Anxiety. The word alone can spark a sense of panic, worry and overthinking of all the things that can possibly go wrong. Anxiety has an amazing way of barging into our lives and taking over. We would be willing to wager, that anxiety has shown up and stolen any opportunity for joy for almost every person in our culture. We are living in a time when we are plagued by anxiety which is brought on by our jobs, multiple roles we play in our lives, meeting the demands of people we care about or simply having too much on our plates. The thing about anxiety is that it behaves in a predictable manner and has five distinct habits:
- Anxiety as a mind reader: anxiety tries to convince us that we can read minds. We engage in thinking about what others are thinking about us and anxiety will conclude that others are thinking negatively about us. We become so sure that our boss gave us “a look” that says that we are inefficient, ineffective and not good enough. Or we are convinced that our partner thinks we are having “ugly day” because they didn’t notice our new hairdo. The truth of the matter is that all people spend 99% of their thinking power on thinking about themselves and their lives.
- Anxiety as a fortune teller: anxiety can capture our minds with all magical tales of what the future holds from getting fired from your job to your spouse cheating on you to your dog getting ran over by a semi-truck. The funny thing is that if anxiety set up shop at a carnival, it would quickly go bankrupt as all the fortunes it tells are catastrophic and joy killing.

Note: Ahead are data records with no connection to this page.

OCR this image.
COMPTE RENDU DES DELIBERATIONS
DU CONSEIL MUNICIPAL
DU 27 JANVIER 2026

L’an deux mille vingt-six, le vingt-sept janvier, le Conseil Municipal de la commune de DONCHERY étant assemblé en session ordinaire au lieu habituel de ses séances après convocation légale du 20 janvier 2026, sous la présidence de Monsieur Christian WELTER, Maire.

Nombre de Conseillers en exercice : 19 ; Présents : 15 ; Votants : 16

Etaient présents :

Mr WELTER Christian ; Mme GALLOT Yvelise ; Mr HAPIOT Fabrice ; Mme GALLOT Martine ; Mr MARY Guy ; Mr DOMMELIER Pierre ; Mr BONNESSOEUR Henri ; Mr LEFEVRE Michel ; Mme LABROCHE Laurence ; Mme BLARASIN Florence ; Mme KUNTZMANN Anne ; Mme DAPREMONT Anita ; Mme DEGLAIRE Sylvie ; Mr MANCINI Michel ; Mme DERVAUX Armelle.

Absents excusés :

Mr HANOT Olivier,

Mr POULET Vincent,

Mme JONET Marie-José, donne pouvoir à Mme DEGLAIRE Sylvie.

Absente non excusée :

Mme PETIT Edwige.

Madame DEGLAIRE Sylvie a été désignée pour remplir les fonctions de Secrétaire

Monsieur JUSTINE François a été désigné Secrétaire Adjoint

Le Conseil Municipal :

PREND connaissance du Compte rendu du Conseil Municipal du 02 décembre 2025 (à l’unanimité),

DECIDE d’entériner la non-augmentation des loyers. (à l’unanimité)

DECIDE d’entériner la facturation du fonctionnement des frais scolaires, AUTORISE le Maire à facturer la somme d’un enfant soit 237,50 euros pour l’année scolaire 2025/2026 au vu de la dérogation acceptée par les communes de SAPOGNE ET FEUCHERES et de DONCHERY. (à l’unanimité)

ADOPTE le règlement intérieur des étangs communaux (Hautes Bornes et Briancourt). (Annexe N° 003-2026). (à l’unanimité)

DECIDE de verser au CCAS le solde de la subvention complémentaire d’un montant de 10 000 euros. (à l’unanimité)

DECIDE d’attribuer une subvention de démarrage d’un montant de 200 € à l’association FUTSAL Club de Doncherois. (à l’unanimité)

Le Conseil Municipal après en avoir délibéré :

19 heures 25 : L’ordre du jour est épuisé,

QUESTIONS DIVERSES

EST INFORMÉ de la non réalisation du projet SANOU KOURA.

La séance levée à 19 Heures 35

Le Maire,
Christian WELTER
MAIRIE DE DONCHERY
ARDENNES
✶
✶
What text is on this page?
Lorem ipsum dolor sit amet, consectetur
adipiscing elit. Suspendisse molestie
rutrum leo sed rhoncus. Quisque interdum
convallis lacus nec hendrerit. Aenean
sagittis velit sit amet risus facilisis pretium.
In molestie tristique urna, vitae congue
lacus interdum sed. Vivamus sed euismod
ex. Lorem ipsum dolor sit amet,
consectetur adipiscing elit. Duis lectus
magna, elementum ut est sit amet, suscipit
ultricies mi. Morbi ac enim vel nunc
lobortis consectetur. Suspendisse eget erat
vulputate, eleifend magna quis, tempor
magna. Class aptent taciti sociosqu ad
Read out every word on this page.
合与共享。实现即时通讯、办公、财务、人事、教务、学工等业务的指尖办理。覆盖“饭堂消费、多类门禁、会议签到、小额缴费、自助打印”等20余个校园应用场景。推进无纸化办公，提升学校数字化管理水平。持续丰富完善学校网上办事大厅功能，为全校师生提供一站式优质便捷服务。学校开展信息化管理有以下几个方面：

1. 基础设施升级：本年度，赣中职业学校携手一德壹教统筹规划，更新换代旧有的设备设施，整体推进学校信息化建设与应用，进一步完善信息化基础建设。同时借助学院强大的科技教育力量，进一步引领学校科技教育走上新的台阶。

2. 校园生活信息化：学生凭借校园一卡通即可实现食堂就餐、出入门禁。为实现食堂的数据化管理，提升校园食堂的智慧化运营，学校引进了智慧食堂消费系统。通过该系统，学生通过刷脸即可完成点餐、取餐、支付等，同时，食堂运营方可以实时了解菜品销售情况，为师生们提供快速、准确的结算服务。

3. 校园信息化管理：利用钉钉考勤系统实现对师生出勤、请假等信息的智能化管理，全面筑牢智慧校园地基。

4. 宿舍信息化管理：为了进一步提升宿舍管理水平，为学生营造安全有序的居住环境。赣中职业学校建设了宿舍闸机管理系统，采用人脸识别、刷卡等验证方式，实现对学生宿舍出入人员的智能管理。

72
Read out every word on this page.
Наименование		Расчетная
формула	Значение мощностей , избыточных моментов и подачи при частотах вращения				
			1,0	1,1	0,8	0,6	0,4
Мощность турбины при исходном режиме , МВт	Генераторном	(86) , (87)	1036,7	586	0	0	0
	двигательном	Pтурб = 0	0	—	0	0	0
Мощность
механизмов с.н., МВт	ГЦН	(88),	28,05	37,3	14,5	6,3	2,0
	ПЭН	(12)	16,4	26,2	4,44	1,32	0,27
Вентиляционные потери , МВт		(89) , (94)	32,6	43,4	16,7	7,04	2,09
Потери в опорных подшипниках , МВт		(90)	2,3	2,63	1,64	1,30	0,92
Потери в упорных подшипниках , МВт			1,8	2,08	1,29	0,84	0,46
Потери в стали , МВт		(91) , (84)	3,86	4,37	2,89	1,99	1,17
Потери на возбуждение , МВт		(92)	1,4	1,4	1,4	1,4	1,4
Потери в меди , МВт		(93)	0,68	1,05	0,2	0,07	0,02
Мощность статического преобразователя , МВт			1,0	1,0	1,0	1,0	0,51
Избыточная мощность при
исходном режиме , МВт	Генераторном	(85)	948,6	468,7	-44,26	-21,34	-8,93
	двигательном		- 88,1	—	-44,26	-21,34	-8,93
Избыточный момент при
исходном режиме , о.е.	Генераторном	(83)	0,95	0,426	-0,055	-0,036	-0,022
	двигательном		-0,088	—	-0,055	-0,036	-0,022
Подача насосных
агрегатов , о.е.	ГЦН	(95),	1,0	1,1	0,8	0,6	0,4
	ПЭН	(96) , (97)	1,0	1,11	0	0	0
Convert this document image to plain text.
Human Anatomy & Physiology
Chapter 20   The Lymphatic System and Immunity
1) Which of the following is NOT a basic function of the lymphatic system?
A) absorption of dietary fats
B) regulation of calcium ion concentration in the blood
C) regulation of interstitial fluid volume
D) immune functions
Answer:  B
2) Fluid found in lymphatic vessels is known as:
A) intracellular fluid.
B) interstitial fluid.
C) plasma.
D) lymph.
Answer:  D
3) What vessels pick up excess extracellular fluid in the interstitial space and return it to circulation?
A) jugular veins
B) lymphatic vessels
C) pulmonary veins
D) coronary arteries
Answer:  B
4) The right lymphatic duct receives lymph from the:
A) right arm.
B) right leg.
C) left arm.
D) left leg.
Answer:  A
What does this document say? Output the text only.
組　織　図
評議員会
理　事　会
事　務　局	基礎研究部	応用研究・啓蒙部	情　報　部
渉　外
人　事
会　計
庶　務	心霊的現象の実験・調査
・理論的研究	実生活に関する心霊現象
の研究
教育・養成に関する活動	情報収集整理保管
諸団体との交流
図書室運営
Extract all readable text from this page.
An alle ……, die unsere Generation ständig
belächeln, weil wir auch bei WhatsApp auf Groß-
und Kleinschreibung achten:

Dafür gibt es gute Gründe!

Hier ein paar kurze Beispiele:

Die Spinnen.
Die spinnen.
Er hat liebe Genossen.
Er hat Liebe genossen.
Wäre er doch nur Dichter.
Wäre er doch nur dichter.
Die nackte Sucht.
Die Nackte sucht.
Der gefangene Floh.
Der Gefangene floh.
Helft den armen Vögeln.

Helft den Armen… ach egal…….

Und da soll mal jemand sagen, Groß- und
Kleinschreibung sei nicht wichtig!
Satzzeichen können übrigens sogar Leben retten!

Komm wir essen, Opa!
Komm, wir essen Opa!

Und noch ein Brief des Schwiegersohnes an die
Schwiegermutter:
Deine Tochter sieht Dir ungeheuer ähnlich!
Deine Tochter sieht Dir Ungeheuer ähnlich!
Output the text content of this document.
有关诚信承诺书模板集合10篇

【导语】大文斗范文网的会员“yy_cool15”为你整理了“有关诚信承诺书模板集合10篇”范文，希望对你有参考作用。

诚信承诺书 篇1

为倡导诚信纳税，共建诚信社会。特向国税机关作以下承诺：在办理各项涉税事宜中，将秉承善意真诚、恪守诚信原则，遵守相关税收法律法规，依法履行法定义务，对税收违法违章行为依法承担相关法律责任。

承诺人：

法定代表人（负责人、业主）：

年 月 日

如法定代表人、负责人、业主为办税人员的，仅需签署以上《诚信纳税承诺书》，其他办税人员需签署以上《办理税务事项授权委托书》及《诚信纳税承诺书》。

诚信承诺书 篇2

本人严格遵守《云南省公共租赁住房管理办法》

- Anxiety as record keeper: anxiety can pride itself in keeping accurate accounts on your life and all of your choices. It speaks loudly as an expert in your life because it has kept all “the facts” straight. The trick is that anxiety only keeps a record of our mistakes and then uses these against us. This is not a record of facts, but a record of half the story of life.
- Anxiety as a bully: anxiety doesn’t like to work alone. It joins forces with perfectionism and critiques us at every turn. Just when you think you’ve finally reached the “perfection bar”, anxiety and perfection change the rules of the game and set a new standard for you to work towards.
- Anxiety as a word master: a good way to know whether anxiety is playing you, is to tune into all the “should” statements. Statements such as “you should have done it this way”, “you should be…..” or “they should be…” All this does is highlights all the potential mistakes but it also doesn’t allow for any type of learning and reflecting. Inevitably, this will leave you feeling shame, guilt and embarrassment.
To stand up to anxiety try these three things:
- Remember your preferred story: What do you want? What are your values and beliefs that you hold sacred in your life? When we are able to create a strong story of the way we want to be and the person we strive to be away, we are able to take steps away from anxiety and walk into our preferred way of living life to the fullest.
- Consult your consultant: inside of all of us a consultant that has our best interest at heart. This is not the voice of anxiety, but the soft and caring voice inside of us. What does your consultant have to say about anxiety and its habits? What would your consultant remind you about yourself that you have forgotten? Has there been a time in your past where you were able to stand up against anxiety? What did you do and can you recreate that?
- Ask for support: what we know for certain, is that anxiety grows and gets stronger in isolation. When we expose anxiety to the light of day and in the presence of someone who cares about us a magical thing happens….anxiety becomes smaller and less powerful. Anxiety wants you to be alone and disconnected from your social support and it benefits from this isolation. If you don’t have a supportive social network, counselling can also help in exposing anxiety to the light of day. Take a step into the light and expose it and you will see how quickly it shrinks away. Find ways to laugh at it as you gain confidence in knowing its habits because humour to a problem is like garlic to a vampire.